[Frontiers in Bioscience S5, 564-574, January 1, 2013]

The mechanics of shape in prokaryotes

Siyuan Wang1,3, Joshua W. Shaevitz2,3

1Department of Molecular Biology, Princeton University, Princeton, NJ 08544, USA 2Department of Physics, Princeton University, Princeton, NJ 08544, USA 3Lewis-Sigler Institute for Integrative Genomics, Princeton University, Princeton, NJ 08544, USA

TABLE OF CONTENTS

1. Abstract
2. Introduction
3. Bacterial cell shape and growth
4. Bacterial cell wall
4.1 .Cell wall structure
4.2 .Cell wall synthesis
4.3 .Cell wall remodeling
5. Bacterial cytoskeleton
5.1 .Actin homologue MreB
5.2 .Tubulin homologue FtsZ
5.3 .Intermediate filament homologue CreS
6. Perspective
7. References

1. ABSTRACT

Bacteria derive and maintain a variety of shapes that carry selective benefits. The shapes are usually defined by a mechanically stiff exoskeletal cell wall -- a macro-molecular network of peptidoglycan. The growth of such a network is catalyzed by transglycosylases and transpeptidases, and various cell-wall remodeling enzymes further digest and process the network. To maintain the overall cell shape, the bacterial cytoskeleton coordinates cell wall synthesis on the cellular scale.

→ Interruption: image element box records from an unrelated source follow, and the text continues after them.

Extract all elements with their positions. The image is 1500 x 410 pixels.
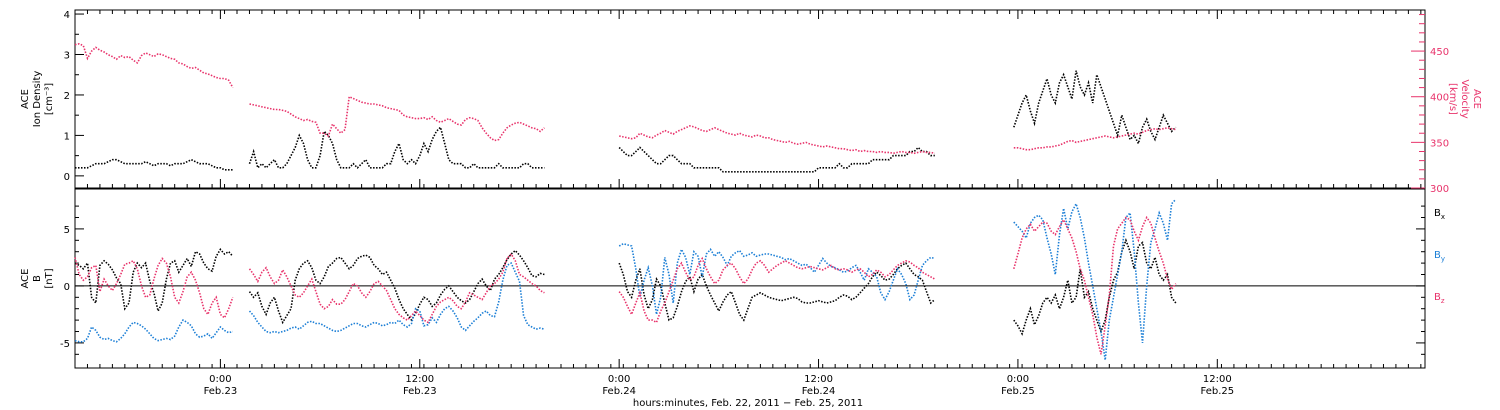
right-y-label-line: Velocity <box>1459 79 1470 118</box>
panel2-frame <box>74 188 1426 369</box>
right-y-tick-label: 450 <box>1430 47 1449 58</box>
legend-bx: Bx <box>1434 208 1445 221</box>
left-y-tick-label: 3 <box>64 51 70 62</box>
left-y-tick-label: 0 <box>64 172 70 183</box>
data-segment <box>618 242 936 315</box>
series-ion-density <box>75 70 1177 173</box>
data-segment <box>248 125 545 170</box>
right-y-label-line: ACE <box>1471 89 1482 109</box>
data-segment <box>74 257 234 320</box>
b-y-tick-label: 0 <box>64 282 70 293</box>
data-segment <box>248 261 545 334</box>
right-y-tick-label: 350 <box>1430 138 1449 149</box>
x-tick-date-label: Feb.23 <box>403 386 437 397</box>
data-segment <box>1013 198 1177 361</box>
series-by <box>74 198 1177 361</box>
legend-subscript: z <box>1441 297 1445 305</box>
right-y-label-line: [km/s] <box>1447 83 1458 115</box>
time-axis: 0:00Feb.2312:00Feb.230:00Feb.2412:00Feb.… <box>74 10 1422 397</box>
series-bx <box>74 237 1177 336</box>
b-y-label: ACEB[nT] <box>20 268 55 288</box>
b-y-label-line: [nT] <box>44 268 55 288</box>
data-segment <box>74 319 234 343</box>
right-y-tick-label: 400 <box>1430 93 1449 104</box>
data-segment <box>74 42 234 88</box>
series-bz <box>74 215 1177 355</box>
data-segment <box>75 158 233 171</box>
data-segment <box>1013 237 1177 336</box>
x-tick-date-label: Feb.24 <box>802 386 836 397</box>
x-tick-date-label: Feb.23 <box>204 386 238 397</box>
legend-subscript: y <box>1441 255 1445 263</box>
data-segment <box>74 248 234 314</box>
data-segment <box>248 249 545 325</box>
left-y-tick-label: 2 <box>64 91 70 102</box>
data-segment <box>618 146 935 173</box>
data-segment <box>618 262 936 322</box>
data-segment <box>249 95 545 142</box>
legend-subscript: x <box>1441 213 1445 221</box>
right-y-tick-label: 300 <box>1430 184 1449 195</box>
x-tick-time-label: 12:00 <box>1203 374 1232 385</box>
left-y-label-line: ACE <box>20 89 31 109</box>
data-segment <box>618 256 936 324</box>
b-y-label-line: B <box>32 275 43 282</box>
left-y-label: ACEIon Density[cm⁻³] <box>20 71 55 128</box>
data-segment <box>1013 70 1177 146</box>
series-velocity <box>74 42 1176 155</box>
x-tick-time-label: 0:00 <box>209 374 231 385</box>
x-tick-date-label: Feb.25 <box>1001 386 1035 397</box>
left-y-label-line: [cm⁻³] <box>44 83 55 115</box>
left-y-label-line: Ion Density <box>32 71 43 128</box>
b-y-tick-label: -5 <box>60 339 70 350</box>
legend-symbol: B <box>1434 208 1441 219</box>
x-tick-time-label: 0:00 <box>608 374 630 385</box>
x-axis-label: hours:minutes, Feb. 22, 2011 − Feb. 25, … <box>633 398 863 409</box>
b-y-label-line: ACE <box>20 269 31 289</box>
legend-symbol: B <box>1434 292 1441 303</box>
legend-symbol: B <box>1434 250 1441 261</box>
data-segment <box>1013 126 1176 151</box>
x-tick-date-label: Feb.24 <box>602 386 636 397</box>
right-y-label: ACEVelocity[km/s] <box>1447 79 1482 118</box>
x-tick-date-label: Feb.25 <box>1201 386 1235 397</box>
b-y-tick-label: 5 <box>64 225 70 236</box>
legend-by: By <box>1434 250 1445 263</box>
x-tick-time-label: 12:00 <box>804 374 833 385</box>
legend-bz: Bz <box>1434 292 1445 305</box>
data-segment <box>619 125 935 155</box>
data-segment <box>248 252 545 324</box>
x-tick-time-label: 12:00 <box>405 374 434 385</box>
x-tick-time-label: 0:00 <box>1007 374 1029 385</box>
panel1-frame <box>74 9 1426 189</box>
left-y-tick-label: 4 <box>64 10 70 21</box>
left-y-tick-label: 1 <box>64 131 70 142</box>
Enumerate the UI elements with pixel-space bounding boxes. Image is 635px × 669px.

Recent studies also suggest that the mechanical properties of the bacterial cytoskeleton are important for cell wall growth. Here, we review current experiments and theories on the structure, dynamics and interactions of the bacterial cell wall and cytoskeleton, and their contributions to cell shape maintenance. We also propose future research directions that will help clarify the mystery of bacterial cell morphogenesis.